Children's arithmetic skills do not transfer between applied and academic math
Transfer Between Applied and School Math
- Many commenters weren’t surprised that skills didn’t transfer: they see school math and real‑world math as effectively separate “contexts” in memory.
- Several argue transfer itself is a distinct meta‑skill that usually isn’t taught; people can be fluent in market calculations yet unable to recognize “the same math” on paper, and vice versa.
- Others suggest that if those same children later worked in the opposite domain long enough, the ones who excelled in one context would eventually excel in the other, so performance still signals underlying ability even if transfer is weak.
Memorization, Intuition, and Numeric Fluency
- Strong theme: school math often rewards rote rule-following and pattern matching (especially on tests) rather than conceptual understanding.
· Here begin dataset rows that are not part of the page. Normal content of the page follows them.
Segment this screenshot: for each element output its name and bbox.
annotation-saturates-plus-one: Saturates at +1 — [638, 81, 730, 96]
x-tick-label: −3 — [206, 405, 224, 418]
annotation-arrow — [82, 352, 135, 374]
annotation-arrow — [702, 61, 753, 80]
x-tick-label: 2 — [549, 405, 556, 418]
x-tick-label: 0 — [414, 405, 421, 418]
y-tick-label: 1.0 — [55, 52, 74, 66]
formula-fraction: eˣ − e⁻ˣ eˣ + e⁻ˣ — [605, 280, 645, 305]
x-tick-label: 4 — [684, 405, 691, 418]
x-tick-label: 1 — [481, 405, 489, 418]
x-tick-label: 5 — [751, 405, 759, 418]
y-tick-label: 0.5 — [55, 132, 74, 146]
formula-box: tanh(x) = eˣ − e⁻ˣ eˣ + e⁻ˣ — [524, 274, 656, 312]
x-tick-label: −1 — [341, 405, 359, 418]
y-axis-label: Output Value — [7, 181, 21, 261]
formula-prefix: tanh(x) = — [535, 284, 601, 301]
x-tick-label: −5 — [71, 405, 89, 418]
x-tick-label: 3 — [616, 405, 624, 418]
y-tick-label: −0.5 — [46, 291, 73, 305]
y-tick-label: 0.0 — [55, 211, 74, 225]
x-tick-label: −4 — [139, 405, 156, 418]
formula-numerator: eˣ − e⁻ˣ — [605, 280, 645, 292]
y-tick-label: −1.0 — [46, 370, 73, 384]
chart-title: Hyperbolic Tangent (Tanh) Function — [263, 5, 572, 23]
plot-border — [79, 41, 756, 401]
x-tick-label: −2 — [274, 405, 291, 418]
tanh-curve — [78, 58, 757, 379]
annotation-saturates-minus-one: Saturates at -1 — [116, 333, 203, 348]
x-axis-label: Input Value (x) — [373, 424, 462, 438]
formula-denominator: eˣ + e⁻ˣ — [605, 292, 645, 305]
- Anecdotes from students and teachers: high grades achieved by memorizing worked examples and formulas; real understanding only emerged later via calculus, proofs, or practical work.
- Debate over basic arithmetic: some say mental tables are obsolete with smartphones; others insist they build numerical intuition, error‑checking, and comfort with quantities in everyday life.
Pedagogy, Context, and Word Problems
- Many recall “word problems” as contrived, unmotivated stories where students just hunt for key words to choose an operation.
- Suggestions: ground math in authentic contexts like money, cooking, construction, physics, graphics, games, and racing strategy, so the “why care?” is obvious.
- Some report that contemporary curricula already emphasize conceptual, context-rich approaches; others (including current parents) say their local schools still default to rote algorithms.
Cognitive Development and Abstraction
- One long comment frames results with stage theories of cognitive development: children can handle one layer of abstraction (coins, bills) before they can handle purely symbolic, multi‑layered formal math.
- In this view, many pupils experience school math as “arcane rituals for manipulating symbols” before they’re ready for that level of abstraction.
Education, Signaling, and Inequality
- Several tie the study to broader questions: is school math mostly training, or mostly a signal of general ability, discipline, and conformity?
- Others connect math performance to socioeconomic status, arguing that wealth, parental education, and early environment heavily shape who can succeed in abstract math, independent of raw “intelligence.”
Debates About Expertise and Evidence
- There is a sharp exchange over citing a famous physicist’s anecdote about rote learning versus trusting specialized education researchers.
- Some see the physicist’s classroom observations as qualitatively matching the paper’s findings; others object to “celebrity worship” and urge deference to domain experts and large empirical studies.